Dorfteil ohne Weg zu Kirche und Schule?

In der Diskussion um ein neues Dorfkern-Quartier auf der Tübacher Zentrumswiese rücken Abweichungen von Bauregeln und die Verkehrserschliessung in den Mittelpunkt. Umstritten ist ein Weg beim Pfarrhaus, der auch zu Kirche und Schule führen würde.

TAGBLATT / Fritz Bichsel

Strenge Woche für Tübacher: Nach Bürgerversammlung und Dorfbank-GV kommen gegen hundert Besucher auch zur Information über den «Gestaltungsplan Zentrumswiese». Dies, obwohl nicht abgestimmt wird, sondern nur Direktbetroffene Einsprache erheben können.

Thomas Aepli, der 2014 eine andere Überbauung forderte, wünscht doch ein Referendum. Das ist im Kanton St. Gallen nicht möglich: Die Bürger bestimmten mit dem Zonenplan bereits, dass hier Mehrfamilienhäuser gebaut werden, und die Gemeinde verlangte ein besonderes Projekt. Nun dürfen und müssen die privaten Eigentümer so bauen.

Architektin Astrid Haller und Raumplaner Thomas Eigenmann, die mit der Tübacher Ortsplanung seit Jahrzehnten vertraut sind, erklären: Die Zentrumswiese ist seit 20 Jahren eine Bauzone zur Erweiterung des Dorfkerns samt der Bedingung, dass von üblichen Regeln abweichende Vorschriften die «ortsbaulich vorzügliche Gestaltung» von Bauten und Umgebung sicherstellen und öffentliche Interessen berücksichtigt werden.

Zum Plan führte ein Wettbewerb. Architekt Andy Senn als Sieger zeigt, dass er sich an Bestehendes in Tübach hielt: ein Platz wie bei «Löwen» und Gemeindehaus, Häuser mit Umschwung, öffentliche Wege durch das ganze Dorf. Trotzdem sollen die 70 angestrebten Wohnungen in Häusern von üblicher Höhe Platz haben. Deshalb wählte er Flachdachbauten – gegen Nachbarhäuser nur dreigeschossige, gegen Kirche und Schulhaus viergeschossige.
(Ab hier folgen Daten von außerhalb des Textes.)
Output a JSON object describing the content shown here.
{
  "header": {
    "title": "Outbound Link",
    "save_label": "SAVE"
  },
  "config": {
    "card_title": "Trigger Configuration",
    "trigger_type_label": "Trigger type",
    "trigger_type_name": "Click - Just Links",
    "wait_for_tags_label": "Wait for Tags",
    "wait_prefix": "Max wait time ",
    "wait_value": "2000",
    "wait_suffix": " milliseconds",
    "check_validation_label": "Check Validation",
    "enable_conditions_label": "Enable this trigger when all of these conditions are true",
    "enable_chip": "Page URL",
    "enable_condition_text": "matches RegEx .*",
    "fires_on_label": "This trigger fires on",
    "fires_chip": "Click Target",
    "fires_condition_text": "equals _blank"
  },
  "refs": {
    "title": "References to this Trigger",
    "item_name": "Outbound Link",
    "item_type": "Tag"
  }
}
Streit um Weg beim Pfarrhaus

Marko Muzek wehrt sich als Präsident der Kirchgemeinde gegen den geplanten Weg beim vermieteten Pfarrhaus. Rat und Kirchbürger hätten dem Gemeinderat mehrmals gesagt, das sei für sie keine Option. Gemeindepräsident Michael Götte verteidigt den Weg als Verbindung zwischen Plätzen, zu Geschäften in der Überbauung und zum Postauto. Denkbar wäre der Weg auch einige Meter ostwärts über den Kirchplatz, dann aber an der Leichenhalle vorbei. Er soll so oder so auch aus der neuen Siedlung führen: zur Kirche und abseits der Durchgangsstrasse zum Schulhaus. Falls die Kirchgemeinde Einsprache erhebt, wird in einem Rechtsstreit geklärt, ob Fussgänger beim Pfarrhaus gehen dürfen, an der Leichenhalle vorbei müssen oder keinen direkten Weg vom neuen Dorfteil zu Kirche und Schule erhalten.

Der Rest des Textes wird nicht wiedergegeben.